Why Not Current Methods? Cost + Time + Restrictions
Today, building an MFD by hand requires several hours of intensive labor and researchers want to reduce the time it takes to produce these devices.
Issues with current fabrication methods include:
- Laminating a microfluidic device is a multi-step process that involves cutting the desired microfluidic features into layers and then bonding these individual layers together to form one functioning device
- Injection molding can produce high volumes of LOCs for testing, but the tooling can be expensive and takes weeks or even months to arrive
- Soft lithography limits the ability to create complex 3D channels in microfluidics
- Designers want the ability to create channels with diameters less than 100 microns and with high aspect ratios
And while polymers are used in many microfluidic devices because of their good biochemical performance, low cost, and support for rapid fabrication, designers need application-specific polymers that resist high temperatures and are biocompatible.
Why Micro 3D Printing?

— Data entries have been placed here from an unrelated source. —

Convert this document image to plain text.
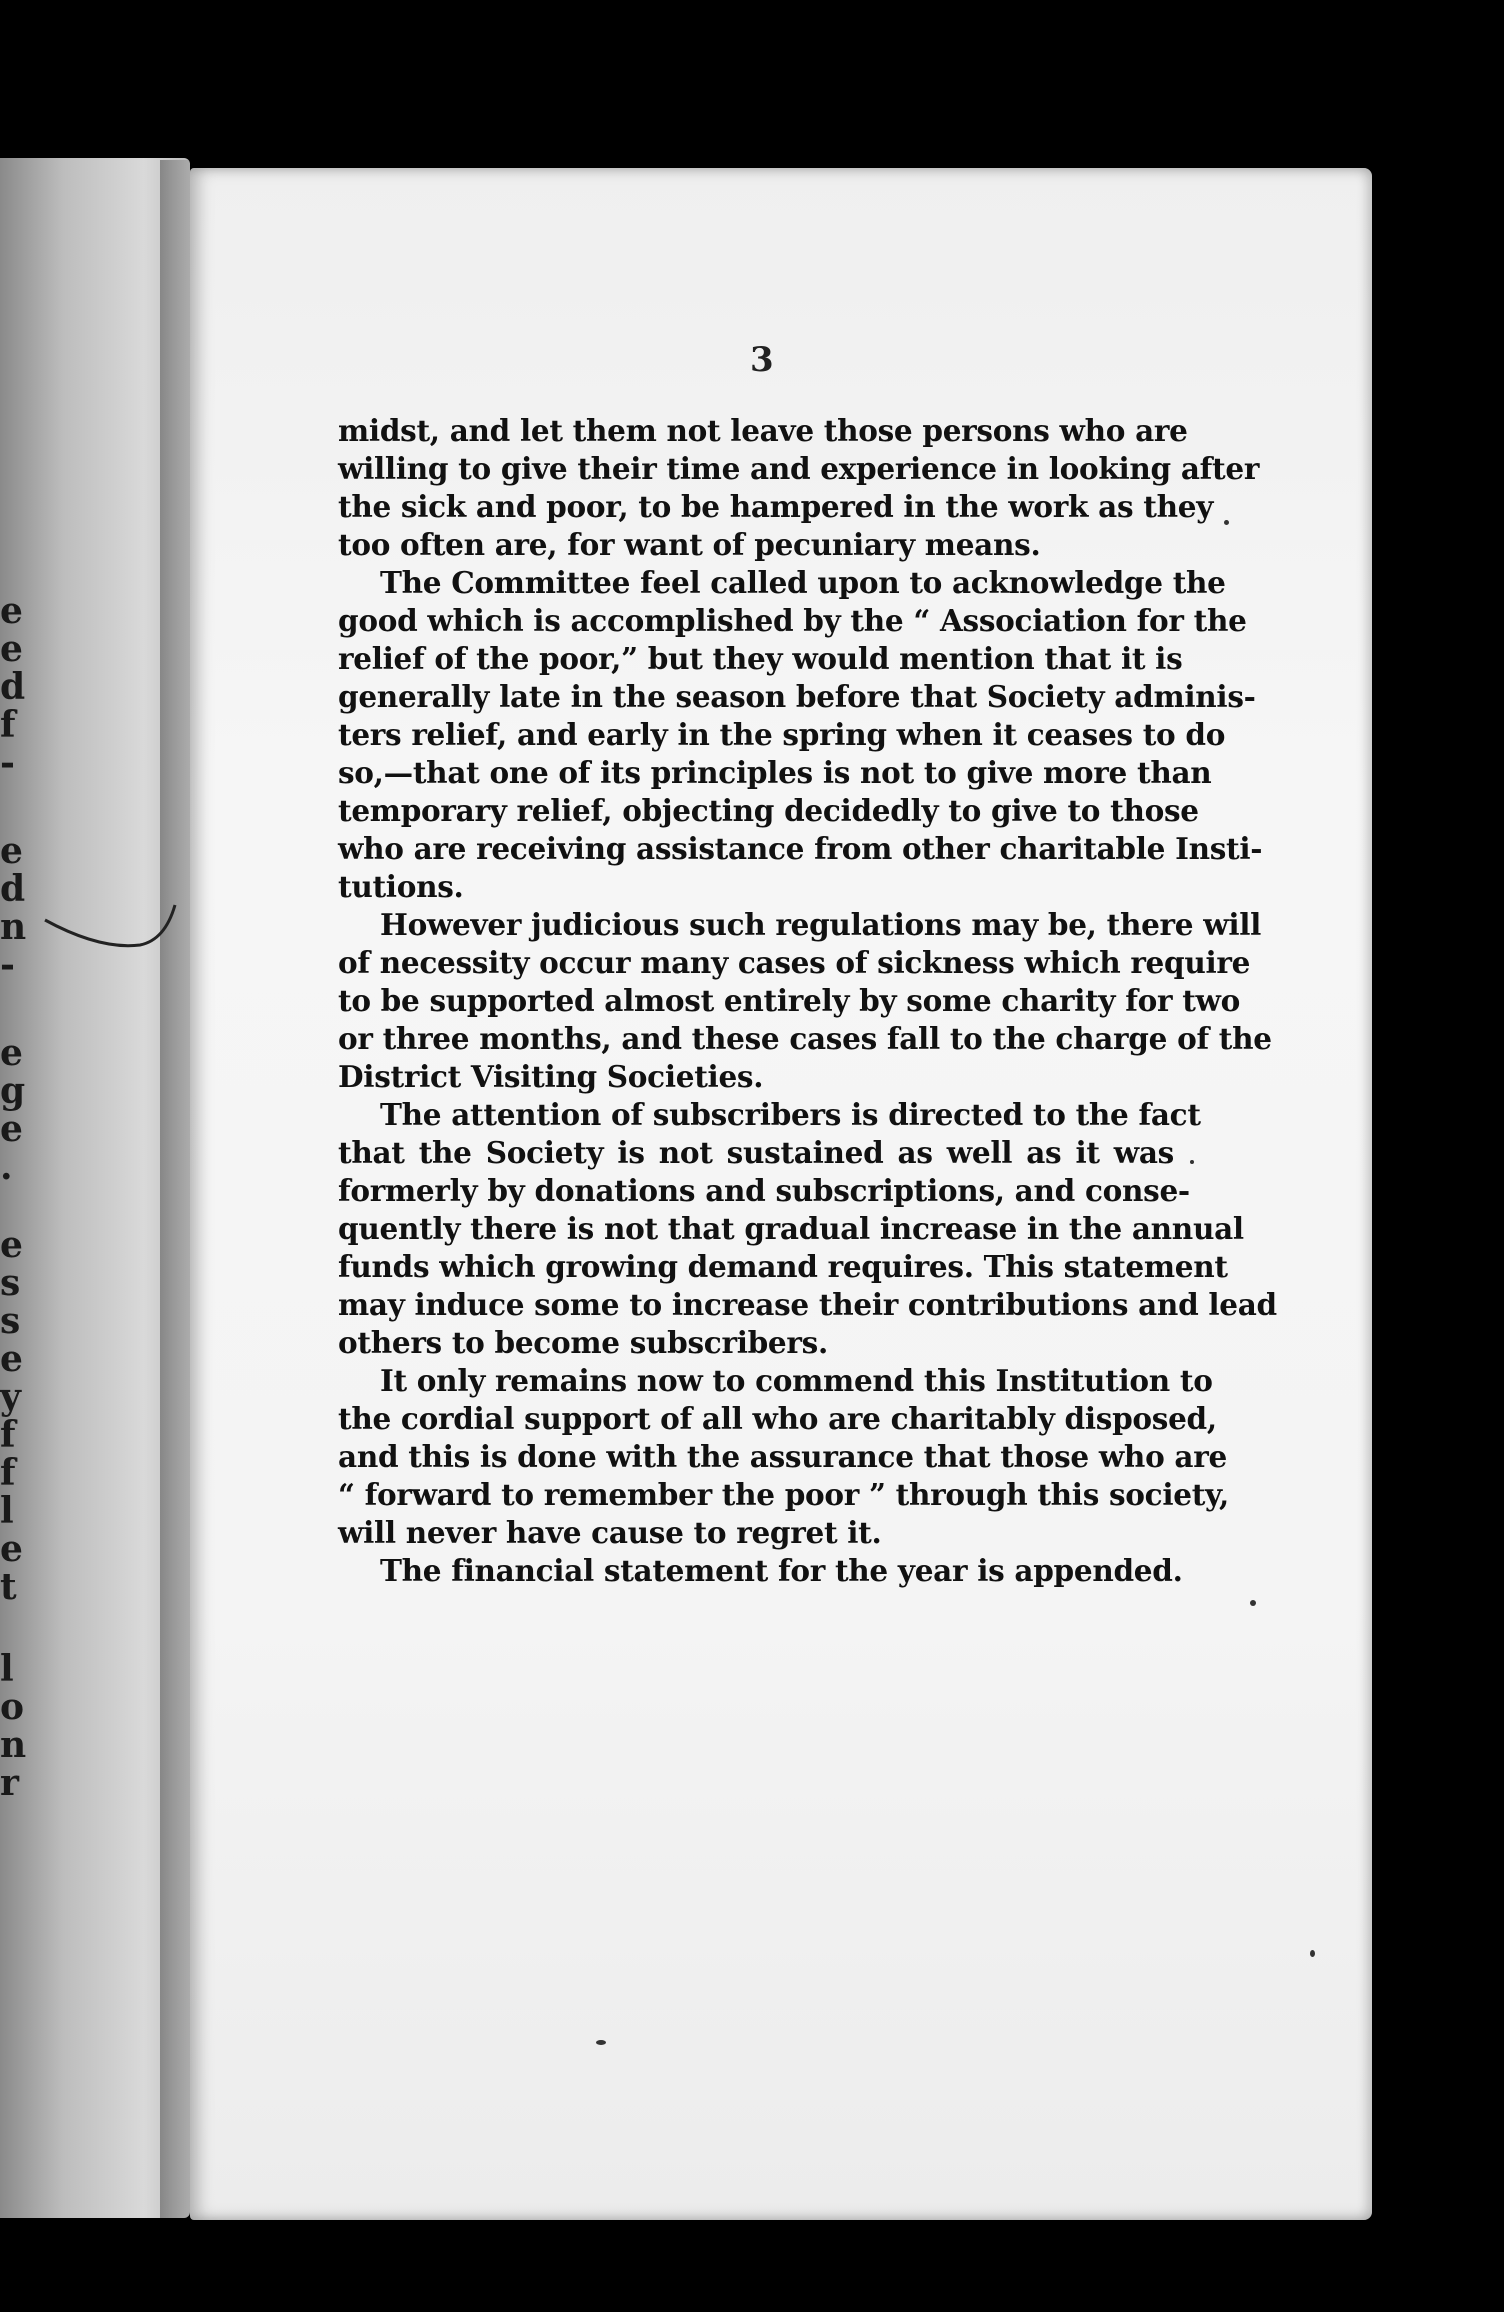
e
e
d
f
-
e
d
n
-
e
g
e
.
e
s
s
e
y
f
f
l
e
t
l
o
n
r
3
midst, and let them not leave those persons who are
willing to give their time and experience in looking after
the sick and poor, to be hampered in the work as they
too often are, for want of pecuniary means.
The Committee feel called upon to acknowledge the
good which is accomplished by the “ Association for the
relief of the poor,” but they would mention that it is
generally late in the season before that Society adminis-
ters relief, and early in the spring when it ceases to do
so,—that one of its principles is not to give more than
temporary relief, objecting decidedly to give to those
who are receiving assistance from other charitable Insti-
tutions.
However judicious such regulations may be, there will
of necessity occur many cases of sickness which require
to be supported almost entirely by some charity for two
or three months, and these cases fall to the charge of the
District Visiting Societies.
The attention of subscribers is directed to the fact
that the Society is not sustained as well as it was
formerly by donations and subscriptions, and conse-
quently there is not that gradual increase in the annual
funds which growing demand requires. This statement
may induce some to increase their contributions and lead
others to become subscribers.
It only remains now to commend this Institution to
the cordial support of all who are charitably disposed,
and this is done with the assurance that those who are
“ forward to remember the poor ” through this society,
will never have cause to regret it.
The financial statement for the year is appended.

Speed + Precision
3D printing can produce intricate parts, but not all 3D printers can create small components with fine features and tight tolerances at the required resolution and desired speed. Some current 3D printing platforms provide fast processing, but are limited to low-precision applications with inadequate surface finishes. Two-photon polymerization based direct laser writing (TPP-DLW) is ultra-precise, but it’s slow for microfluidic device designers who want to build MFDs more quickly.
Fortunately, BMF’s projection micro-stereolithography (PμSL) technology:
- Increases design freedom and supports greater device complexity
- Causes the rapid photopolymerization of an entire layer of liquid polymer resin with a flash of ultraviolet (UV) light
- Supports continuous exposure for faster processing
- Allows designers to print 3D channels that are as small as 10 microns and that have high aspect ratios
- Supports the production of high precision micro-tooling for molding materials like polydimethylsiloxane (PDMS), the most commonly used material in soft lithography
BMF’s UV-curable materials include acrylate-based resins that are biocompatible and high-temperature resistant. BMF offers an open material platform and is also working with third-party suppliers, universities, and OEMs to onboard materials that support specific application-based requirements for microfluidic devices.